Enum CheckpointMetricType
Standard metrics for checkpoint selection and early stopping.
public enum CheckpointMetricType
Fields
Accuracy = 1Accuracy metric (higher is better).
Percentage of correct predictions. Best for classification tasks with balanced classes.
BLEU = 4BLEU score (higher is better).
Bilingual Evaluation Understudy score. Standard metric for machine translation and text generation.
Custom = 8Custom metric defined by user.
Use with CustomMetricName property to specify the metric.
F1Score = 3F1 score (higher is better).
Harmonic mean of precision and recall. Good for imbalanced classification.
Loss = 0Training or validation loss (lower is better).
The most common metric for checkpoint selection. Works for all model types and training objectives.
Perplexity = 2Perplexity (lower is better).
Exponential of cross-entropy loss. Standard metric for language models.
ROUGE = 5ROUGE score (higher is better).
Recall-Oriented Understudy for Gisting Evaluation. Common for summarization tasks.
RewardScore = 6Reward model score (higher is better).
Score from a reward model during RLHF. Used for preference optimization evaluation.
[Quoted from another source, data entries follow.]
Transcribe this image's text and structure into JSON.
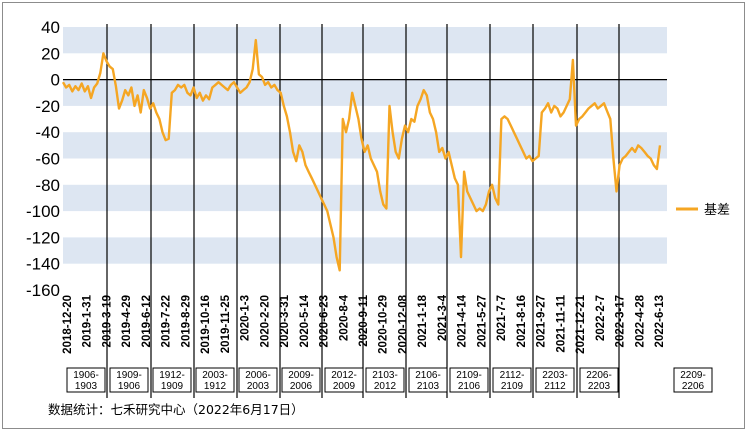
{
  "chart_data": {
    "type": "line",
    "title": "",
    "xlabel": "",
    "ylabel": "",
    "ylim": [
      -160,
      40
    ],
    "yticks": [
      40,
      20,
      0,
      -20,
      -40,
      -60,
      -80,
      -100,
      -120,
      -140,
      -160
    ],
    "grid": "alternating horizontal bands",
    "legend_position": "right",
    "x_tick_labels": [
      "2018-12-20",
      "2019-1-31",
      "2019-3-19",
      "2019-4-29",
      "2019-6-12",
      "2019-7-22",
      "2019-8-29",
      "2019-10-16",
      "2019-11-25",
      "2020-1-3",
      "2020-2-20",
      "2020-3-31",
      "2020-5-14",
      "2020-6-23",
      "2020-8-4",
      "2020-9-11",
      "2020-10-29",
      "2020-12-08",
      "2021-1-18",
      "2021-3-4",
      "2021-4-14",
      "2021-5-27",
      "2021-7-7",
      "2021-8-16",
      "2021-9-27",
      "2021-11-11",
      "2021-12-21",
      "2022-2-7",
      "2022-3-17",
      "2022-4-28",
      "2022-6-13"
    ],
    "series": [
      {
        "name": "基差",
        "color": "#f5a623",
        "values": [
          -2,
          -6,
          -4,
          -9,
          -5,
          -8,
          -3,
          -9,
          -5,
          -14,
          -6,
          -3,
          5,
          20,
          14,
          10,
          8,
          -5,
          -22,
          -16,
          -8,
          -12,
          -6,
          -20,
          -12,
          -25,
          -8,
          -14,
          -22,
          -18,
          -25,
          -30,
          -40,
          -46,
          -45,
          -10,
          -8,
          -4,
          -6,
          -4,
          -10,
          -12,
          -6,
          -14,
          -10,
          -16,
          -12,
          -15,
          -6,
          -4,
          -2,
          -4,
          -6,
          -8,
          -4,
          -2,
          -6,
          -10,
          -8,
          -6,
          -2,
          8,
          30,
          4,
          2,
          -4,
          -2,
          -6,
          -4,
          -8,
          -10,
          -20,
          -28,
          -40,
          -55,
          -62,
          -50,
          -55,
          -65,
          -70,
          -75,
          -80,
          -85,
          -90,
          -95,
          -100,
          -110,
          -120,
          -135,
          -145,
          -30,
          -40,
          -30,
          -10,
          -20,
          -30,
          -45,
          -55,
          -50,
          -60,
          -65,
          -70,
          -85,
          -95,
          -98,
          -20,
          -40,
          -55,
          -60,
          -45,
          -35,
          -40,
          -30,
          -32,
          -20,
          -15,
          -8,
          -12,
          -25,
          -30,
          -40,
          -55,
          -52,
          -60,
          -55,
          -65,
          -75,
          -80,
          -135,
          -70,
          -85,
          -90,
          -95,
          -100,
          -98,
          -100,
          -95,
          -85,
          -80,
          -90,
          -95,
          -30,
          -28,
          -30,
          -35,
          -40,
          -45,
          -50,
          -55,
          -60,
          -58,
          -62,
          -60,
          -58,
          -25,
          -22,
          -18,
          -25,
          -20,
          -22,
          -28,
          -25,
          -20,
          -15,
          15,
          -35,
          -30,
          -28,
          -25,
          -22,
          -20,
          -18,
          -22,
          -20,
          -18,
          -24,
          -30,
          -60,
          -85,
          -65,
          -60,
          -58,
          -55,
          -52,
          -55,
          -50,
          -52,
          -55,
          -58,
          -60,
          -65,
          -68,
          -50
        ]
      }
    ],
    "contract_boxes": [
      "1906-1903",
      "1909-1906",
      "1912-1909",
      "2003-1912",
      "2006-2003",
      "2009-2006",
      "2012-2009",
      "2103-2012",
      "2106-2103",
      "2109-2106",
      "2112-2109",
      "2203-2112",
      "2206-2203",
      "2209-2206"
    ]
  },
  "legend": {
    "label": "基差"
  },
  "source_note": "数据统计：七禾研究中心（2022年6月17日）"
}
WinRate = 7Win rate against reference (higher is better).
Percentage of times model output is preferred over reference. Used for evaluating alignment quality.
Remarks
These metrics determine which checkpoint is considered "best" during training.
For Beginners: Use Loss for most cases, or Accuracy for classification. The metric determines when to save checkpoints and when to stop early.